Mistakes retirees make with their money
Many seniors make costly investing and estate planning mistakes. Smart, knowledgeable retirees make errors that cost them thousands of dollars.
These simple errors often involve simple planning mistakes such as:
- Naming the wrong beneficiary on RRSPs and RRIFs.
- Paying excessive taxes on mutual fund holdings.
- Having interest earned outside RRSPs and RRIFs and capital gains and dividend income inside their RRSPs and RRIFs.
We are in an age of do-it-yourself. There is no shortage of financial information, but what is the right information?
For example, when you retire, you stop earning money. Your investing goal in retirement is to not lose money, not to make money. This is a fundamental change in how you should invest.
Target your investments to reduce losses and avoid costly investing mistakes. Have you ever thought to yourself do I have enough money to last? When people get concerned about having enough money, they tend to make short-term investment decisions. They invest in six month or one-year term deposits. The typical bank account pays less than one percent. The difference between a bank account and a three or five-year investment is usually 3-4% a 240% difference. Over the next five years, that’s another 700-1000% more income.
Another common and sometimes costly mistake is buying last year’s mutual fund winner. Read the ads of the fund companies. Do they ever publish the funds out of favor or poor performers? Ignore mutual fund advertisements. Often well-performing funds do not repeat their performance in subsequent periods.

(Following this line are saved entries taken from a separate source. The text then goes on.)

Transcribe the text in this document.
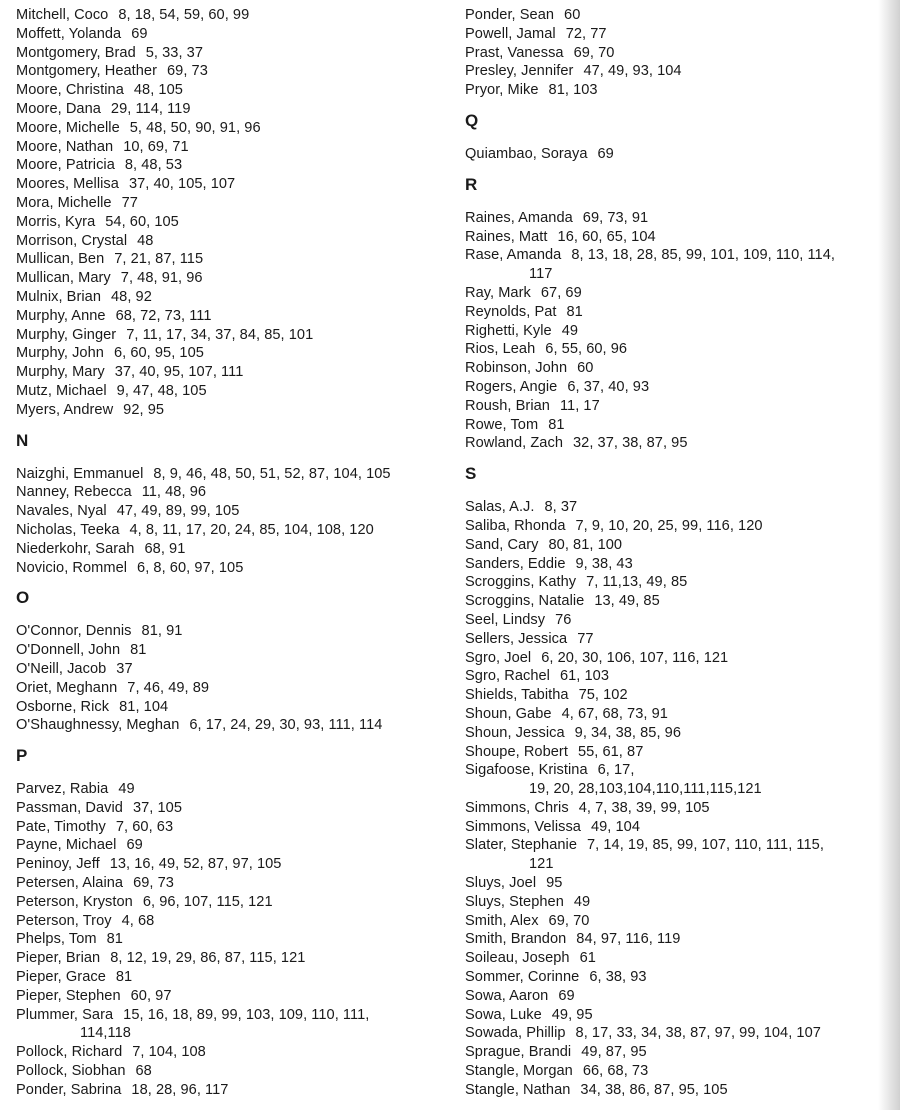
Mitchell, Coco 8, 18, 54, 59, 60, 99
Moffett, Yolanda 69
Montgomery, Brad 5, 33, 37
Montgomery, Heather 69, 73
Moore, Christina 48, 105
Moore, Dana 29, 114, 119
Moore, Michelle 5, 48, 50, 90, 91, 96
Moore, Nathan 10, 69, 71
Moore, Patricia 8, 48, 53
Moores, Mellisa 37, 40, 105, 107
Mora, Michelle 77
Morris, Kyra 54, 60, 105
Morrison, Crystal 48
Mullican, Ben 7, 21, 87, 115
Mullican, Mary 7, 48, 91, 96
Mulnix, Brian 48, 92
Murphy, Anne 68, 72, 73, 111
Murphy, Ginger 7, 11, 17, 34, 37, 84, 85, 101
Murphy, John 6, 60, 95, 105
Murphy, Mary 37, 40, 95, 107, 111
Mutz, Michael 9, 47, 48, 105
Myers, Andrew 92, 95
N
Naizghi, Emmanuel 8, 9, 46, 48, 50, 51, 52, 87, 104, 105
Nanney, Rebecca 11, 48, 96
Navales, Nyal 47, 49, 89, 99, 105
Nicholas, Teeka 4, 8, 11, 17, 20, 24, 85, 104, 108, 120
Niederkohr, Sarah 68, 91
Novicio, Rommel 6, 8, 60, 97, 105
O
O'Connor, Dennis 81, 91
O'Donnell, John 81
O'Neill, Jacob 37
Oriet, Meghann 7, 46, 49, 89
Osborne, Rick 81, 104
O'Shaughnessy, Meghan 6, 17, 24, 29, 30, 93, 111, 114
P
Parvez, Rabia 49
Passman, David 37, 105
Pate, Timothy 7, 60, 63
Payne, Michael 69
Peninoy, Jeff 13, 16, 49, 52, 87, 97, 105
Petersen, Alaina 69, 73
Peterson, Kryston 6, 96, 107, 115, 121
Peterson, Troy 4, 68
Phelps, Tom 81
Pieper, Brian 8, 12, 19, 29, 86, 87, 115, 121
Pieper, Grace 81
Pieper, Stephen 60, 97
Plummer, Sara 15, 16, 18, 89, 99, 103, 109, 110, 111,
114,118
Pollock, Richard 7, 104, 108
Pollock, Siobhan 68
Ponder, Sabrina 18, 28, 96, 117
Ponder, Sean 60
Powell, Jamal 72, 77
Prast, Vanessa 69, 70
Presley, Jennifer 47, 49, 93, 104
Pryor, Mike 81, 103
Q
Quiambao, Soraya 69
R
Raines, Amanda 69, 73, 91
Raines, Matt 16, 60, 65, 104
Rase, Amanda 8, 13, 18, 28, 85, 99, 101, 109, 110, 114,
117
Ray, Mark 67, 69
Reynolds, Pat 81
Righetti, Kyle 49
Rios, Leah 6, 55, 60, 96
Robinson, John 60
Rogers, Angie 6, 37, 40, 93
Roush, Brian 11, 17
Rowe, Tom 81
Rowland, Zach 32, 37, 38, 87, 95
S
Salas, A.J. 8, 37
Saliba, Rhonda 7, 9, 10, 20, 25, 99, 116, 120
Sand, Cary 80, 81, 100
Sanders, Eddie 9, 38, 43
Scroggins, Kathy 7, 11,13, 49, 85
Scroggins, Natalie 13, 49, 85
Seel, Lindsy 76
Sellers, Jessica 77
Sgro, Joel 6, 20, 30, 106, 107, 116, 121
Sgro, Rachel 61, 103
Shields, Tabitha 75, 102
Shoun, Gabe 4, 67, 68, 73, 91
Shoun, Jessica 9, 34, 38, 85, 96
Shoupe, Robert 55, 61, 87
Sigafoose, Kristina 6, 17,
19, 20, 28,103,104,110,111,115,121
Simmons, Chris 4, 7, 38, 39, 99, 105
Simmons, Velissa 49, 104
Slater, Stephanie 7, 14, 19, 85, 99, 107, 110, 111, 115,
121
Sluys, Joel 95
Sluys, Stephen 49
Smith, Alex 69, 70
Smith, Brandon 84, 97, 116, 119
Soileau, Joseph 61
Sommer, Corinne 6, 38, 93
Sowa, Aaron 69
Sowa, Luke 49, 95
Sowada, Phillip 8, 17, 33, 34, 38, 87, 97, 99, 104, 107
Sprague, Brandi 49, 87, 95
Stangle, Morgan 66, 68, 73
Stangle, Nathan 34, 38, 86, 87, 95, 105
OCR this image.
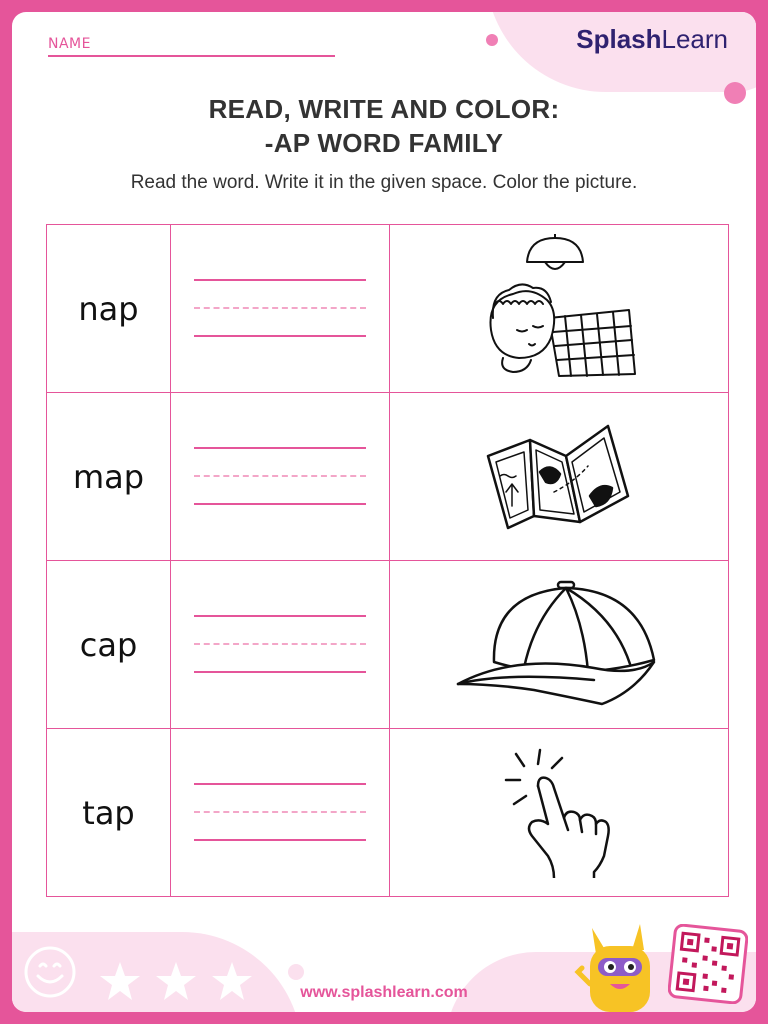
NAME	SplashLearn
READ, WRITE AND COLOR:
-AP WORD FAMILY
Read the word. Write it in the given space. Color the picture.
nap	

map	

cap	

tap	

www.splashlearn.com
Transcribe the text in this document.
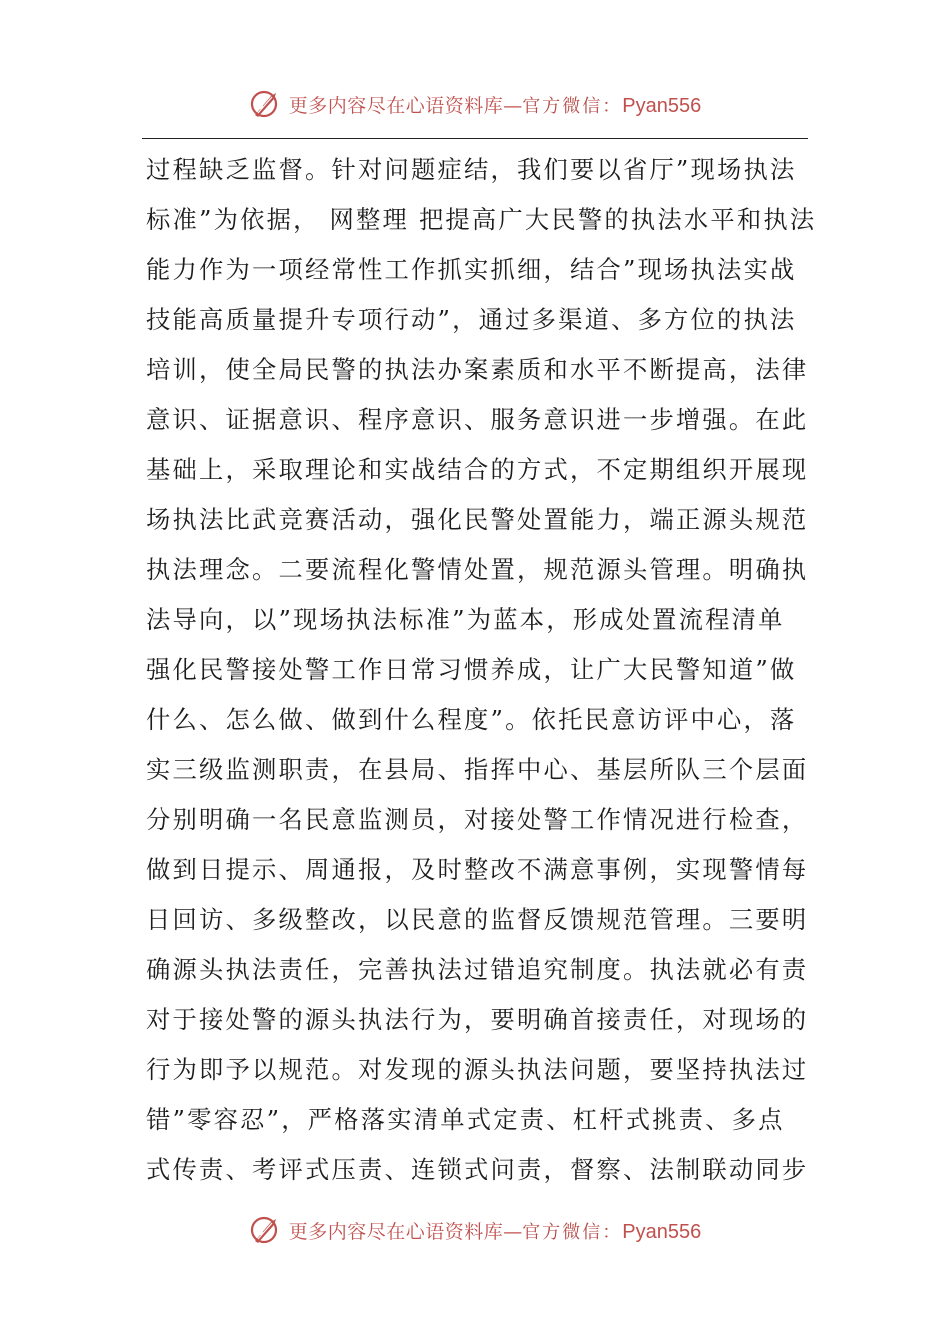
更多内容尽在心语资料库 — 官方微信： Pyan556
过程缺乏监督。针对问题症结，我们要以省厅”现场执法
标准”为依据， 网整理 把提高广大民警的执法水平和执法
能力作为一项经常性工作抓实抓细，结合”现场执法实战
技能高质量提升专项行动”，通过多渠道、多方位的执法
培训，使全局民警的执法办案素质和水平不断提高，法律
意识、证据意识、程序意识、服务意识进一步增强。在此
基础上，采取理论和实战结合的方式，不定期组织开展现
场执法比武竞赛活动，强化民警处置能力，端正源头规范
执法理念。二要流程化警情处置，规范源头管理。明确执
法导向，以”现场执法标准”为蓝本，形成处置流程清单
强化民警接处警工作日常习惯养成，让广大民警知道”做
什么、怎么做、做到什么程度”。依托民意访评中心，落
实三级监测职责，在县局、指挥中心、基层所队三个层面
分别明确一名民意监测员，对接处警工作情况进行检查，
做到日提示、周通报，及时整改不满意事例，实现警情每
日回访、多级整改，以民意的监督反馈规范管理。三要明
确源头执法责任，完善执法过错追究制度。执法就必有责
对于接处警的源头执法行为，要明确首接责任，对现场的
行为即予以规范。对发现的源头执法问题，要坚持执法过
错”零容忍”，严格落实清单式定责、杠杆式挑责、多点
式传责、考评式压责、连锁式问责，督察、法制联动同步
更多内容尽在心语资料库 — 官方微信： Pyan556
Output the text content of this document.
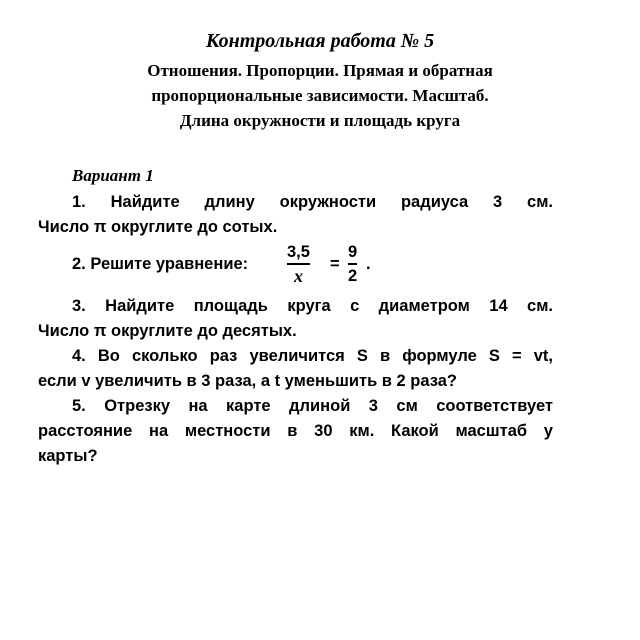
Контрольная работа № 5
Отношения. Пропорции. Прямая и обратная
пропорциональные зависимости. Масштаб.
Длина окружности и площадь круга
Вариант 1
1. Найдите длину окружности радиуса 3 см.
Число π округлите до сотых.
2. Решите уравнение:
3,5
x
=
9
2
.
3. Найдите площадь круга с диаметром 14 см.
Число π округлите до десятых.
4. Во сколько раз увеличится S в формуле S = vt,
если v увеличить в 3 раза, а t уменьшить в 2 раза?
5. Отрезку на карте длиной 3 см соответствует
расстояние на местности в 30 км. Какой масштаб у
карты?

Find an all-period strategy. One that focuses on risk-adjusted performance, not market returns. In other words, funds that focus on making money every year, while managing the risk through risk reduction strategies such as asset allocation. Funds that can hold stocks, bonds, income securities, and cash or short-term investments, not just stocks.
Ignore hot tips or time urgent investment opportunities. Think in terms of time horizons based on your expected lifetime.
Make logical not emotional investment decisions and enjoy what you worked for your whole life.